A commitment to inclusion starts with identifying who exactly is being left behind. This year’s report introduced a new data set, called Deprivation and Marginalization in Education (DME). This seeks to provide governments, policy makers, non-governmental organizations (NGOs), and researchers with a better picture of who is being excluded from access to education. The report also addresses the impact the global financial crisis has had on efforts to expand education. Bokova said that the crisis could “create a lost generation,” as many donor countries are breaking their education aid commitments. The effects of the financial crisis are hitting the education systems of Least Developed Countries (LDCs) especially hard. For example, spending per student in 2010 in sub-Saharan Africa is expected to be 10 percent lower than what was estimated prior to the financial crisis. The speakers at the UN launch event all voiced that governments must be held accountable for the commitments they made in 2000, despite the financial crisis, and Ban asserted: “This crisis was generated entirely in the financial markets of the developed world. It cannot be right that money earmarked for aid to the world’s poorest people should be reduced as a result.”

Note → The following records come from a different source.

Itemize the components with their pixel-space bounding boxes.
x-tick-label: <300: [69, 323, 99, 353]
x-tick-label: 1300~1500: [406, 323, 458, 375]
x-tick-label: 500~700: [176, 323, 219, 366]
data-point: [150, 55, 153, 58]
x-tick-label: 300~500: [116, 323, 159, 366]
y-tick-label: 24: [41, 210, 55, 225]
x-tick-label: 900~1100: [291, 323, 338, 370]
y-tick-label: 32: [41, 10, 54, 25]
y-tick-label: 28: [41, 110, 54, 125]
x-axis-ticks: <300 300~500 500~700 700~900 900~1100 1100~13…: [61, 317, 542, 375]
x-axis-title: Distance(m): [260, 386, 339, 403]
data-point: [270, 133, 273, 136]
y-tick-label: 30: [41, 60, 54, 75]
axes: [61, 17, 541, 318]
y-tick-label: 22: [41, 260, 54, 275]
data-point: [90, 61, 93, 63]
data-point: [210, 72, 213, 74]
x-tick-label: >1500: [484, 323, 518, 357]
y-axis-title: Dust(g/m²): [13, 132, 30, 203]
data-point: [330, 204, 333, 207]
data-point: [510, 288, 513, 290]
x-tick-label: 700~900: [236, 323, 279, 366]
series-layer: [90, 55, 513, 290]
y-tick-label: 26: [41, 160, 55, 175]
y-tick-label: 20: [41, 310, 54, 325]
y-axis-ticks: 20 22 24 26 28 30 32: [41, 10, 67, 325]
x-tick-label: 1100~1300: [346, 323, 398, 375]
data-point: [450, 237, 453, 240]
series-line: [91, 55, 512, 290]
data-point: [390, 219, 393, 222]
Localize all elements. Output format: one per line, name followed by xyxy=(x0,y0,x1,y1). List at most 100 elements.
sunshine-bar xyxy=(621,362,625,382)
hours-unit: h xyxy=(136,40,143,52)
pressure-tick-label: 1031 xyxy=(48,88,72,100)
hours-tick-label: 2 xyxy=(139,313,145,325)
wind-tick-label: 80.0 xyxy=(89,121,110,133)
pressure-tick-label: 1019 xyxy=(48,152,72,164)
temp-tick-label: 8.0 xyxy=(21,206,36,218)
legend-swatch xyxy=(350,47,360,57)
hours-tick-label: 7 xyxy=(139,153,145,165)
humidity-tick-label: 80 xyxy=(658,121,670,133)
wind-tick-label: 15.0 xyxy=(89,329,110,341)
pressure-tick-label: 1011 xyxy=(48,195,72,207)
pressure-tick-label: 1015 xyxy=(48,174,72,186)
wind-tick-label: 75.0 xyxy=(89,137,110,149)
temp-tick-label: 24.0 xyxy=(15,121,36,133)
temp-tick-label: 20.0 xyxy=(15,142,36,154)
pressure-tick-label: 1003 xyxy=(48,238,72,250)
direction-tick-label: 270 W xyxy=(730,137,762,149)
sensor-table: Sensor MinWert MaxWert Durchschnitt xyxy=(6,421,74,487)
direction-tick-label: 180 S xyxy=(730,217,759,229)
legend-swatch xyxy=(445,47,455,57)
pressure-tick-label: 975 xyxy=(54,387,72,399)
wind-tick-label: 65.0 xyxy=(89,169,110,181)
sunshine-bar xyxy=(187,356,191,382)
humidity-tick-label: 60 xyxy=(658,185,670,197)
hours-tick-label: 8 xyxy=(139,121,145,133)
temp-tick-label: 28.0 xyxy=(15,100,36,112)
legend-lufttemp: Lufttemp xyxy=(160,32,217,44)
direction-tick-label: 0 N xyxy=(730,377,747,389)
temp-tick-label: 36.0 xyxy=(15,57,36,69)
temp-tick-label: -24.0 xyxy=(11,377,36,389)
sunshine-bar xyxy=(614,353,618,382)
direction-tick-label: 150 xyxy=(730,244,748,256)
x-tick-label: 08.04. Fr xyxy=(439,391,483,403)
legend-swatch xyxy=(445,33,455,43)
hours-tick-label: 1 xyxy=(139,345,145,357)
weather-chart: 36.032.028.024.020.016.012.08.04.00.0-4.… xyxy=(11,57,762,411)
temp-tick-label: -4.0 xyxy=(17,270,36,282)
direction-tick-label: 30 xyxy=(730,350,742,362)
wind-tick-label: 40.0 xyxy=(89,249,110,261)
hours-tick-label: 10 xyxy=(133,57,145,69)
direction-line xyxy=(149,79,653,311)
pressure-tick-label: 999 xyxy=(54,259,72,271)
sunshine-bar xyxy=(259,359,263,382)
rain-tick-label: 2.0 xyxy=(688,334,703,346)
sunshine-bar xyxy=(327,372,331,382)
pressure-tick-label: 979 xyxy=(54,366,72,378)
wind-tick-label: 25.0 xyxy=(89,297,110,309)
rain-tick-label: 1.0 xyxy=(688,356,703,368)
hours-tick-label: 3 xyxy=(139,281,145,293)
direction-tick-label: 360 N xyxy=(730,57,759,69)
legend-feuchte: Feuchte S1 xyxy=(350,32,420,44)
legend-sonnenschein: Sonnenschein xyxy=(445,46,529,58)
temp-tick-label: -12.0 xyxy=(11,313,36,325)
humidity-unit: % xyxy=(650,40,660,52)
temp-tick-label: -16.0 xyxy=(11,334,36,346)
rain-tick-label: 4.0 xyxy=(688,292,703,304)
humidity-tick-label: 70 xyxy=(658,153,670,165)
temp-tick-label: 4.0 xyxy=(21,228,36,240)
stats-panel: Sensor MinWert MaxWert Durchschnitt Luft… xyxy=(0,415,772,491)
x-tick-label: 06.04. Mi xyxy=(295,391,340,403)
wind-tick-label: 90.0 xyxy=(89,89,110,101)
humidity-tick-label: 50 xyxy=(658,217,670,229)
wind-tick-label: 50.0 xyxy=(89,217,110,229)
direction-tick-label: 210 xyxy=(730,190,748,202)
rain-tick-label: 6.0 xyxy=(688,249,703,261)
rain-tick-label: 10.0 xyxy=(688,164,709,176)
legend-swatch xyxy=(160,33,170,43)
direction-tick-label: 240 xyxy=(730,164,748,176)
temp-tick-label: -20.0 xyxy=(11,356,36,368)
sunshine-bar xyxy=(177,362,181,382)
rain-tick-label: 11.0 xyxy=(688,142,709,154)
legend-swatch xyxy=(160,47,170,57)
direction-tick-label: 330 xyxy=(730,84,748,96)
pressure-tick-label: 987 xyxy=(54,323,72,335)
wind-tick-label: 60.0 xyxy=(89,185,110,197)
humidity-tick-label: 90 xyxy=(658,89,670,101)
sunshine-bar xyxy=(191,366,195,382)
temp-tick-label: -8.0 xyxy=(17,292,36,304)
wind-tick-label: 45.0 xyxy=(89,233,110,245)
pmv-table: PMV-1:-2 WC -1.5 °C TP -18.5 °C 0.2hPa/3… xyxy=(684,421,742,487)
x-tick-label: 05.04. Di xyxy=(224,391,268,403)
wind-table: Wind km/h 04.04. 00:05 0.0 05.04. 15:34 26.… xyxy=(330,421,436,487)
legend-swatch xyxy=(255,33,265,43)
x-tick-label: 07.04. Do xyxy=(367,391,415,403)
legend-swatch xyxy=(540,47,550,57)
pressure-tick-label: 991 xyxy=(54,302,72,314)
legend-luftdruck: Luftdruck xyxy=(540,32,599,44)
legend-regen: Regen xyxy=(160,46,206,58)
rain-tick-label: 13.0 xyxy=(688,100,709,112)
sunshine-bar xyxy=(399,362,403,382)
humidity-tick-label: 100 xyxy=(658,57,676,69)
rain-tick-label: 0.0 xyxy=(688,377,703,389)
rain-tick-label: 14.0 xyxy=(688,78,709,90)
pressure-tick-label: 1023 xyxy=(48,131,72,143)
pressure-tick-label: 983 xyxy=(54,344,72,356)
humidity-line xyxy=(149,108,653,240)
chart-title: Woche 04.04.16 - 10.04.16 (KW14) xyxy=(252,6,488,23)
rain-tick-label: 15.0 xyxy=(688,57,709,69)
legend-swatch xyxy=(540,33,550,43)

Tanzania is well-poised to reach the MDGs’ educational goals by 2010. Here a young girl learns at a Step-Up center. Photo by Nicola Winter.
At present, there is an annual $16 billion financing gap between what is being provided and what is needed to achieve universal primary education by 2015. To put this in perspective, $16 billion is less than 2 percent of what the US and UK mobilized for the financial bailout, and 2.25 percent of US military spending in 2008. Therefore, on an international scale, $16 billion is not an unreasonable sum. What is lacking is political will. Watkins told MediaGlobal that education needs to “be put at the center of development,” and if financed sufficiently, would “show real results on the ground,” which would attract more investment. Watkins sited how those working for international health have been more effective in attracting aid and investment, as they have been able to establish health as an integral part of development, such that the effects of the availability of health care, or lack there of, are much more immediately apparent than with education. Watkins followed up saying that if education is lacking, it can be just as detrimental as the lack of healthcare, citing that “child death rates in sub-Saharan Africa are one fifth the number for women who have had secondary education” than for those women with little or no education.
As Ban stated during his opening remarks, “education is a fundamental human right,” not just a privilege of the rich. The international community has the tools to achieve the education MDG by the 2015 deadline, but the political will to do so is lacking, and spurring governments to act remains the greatest challenge.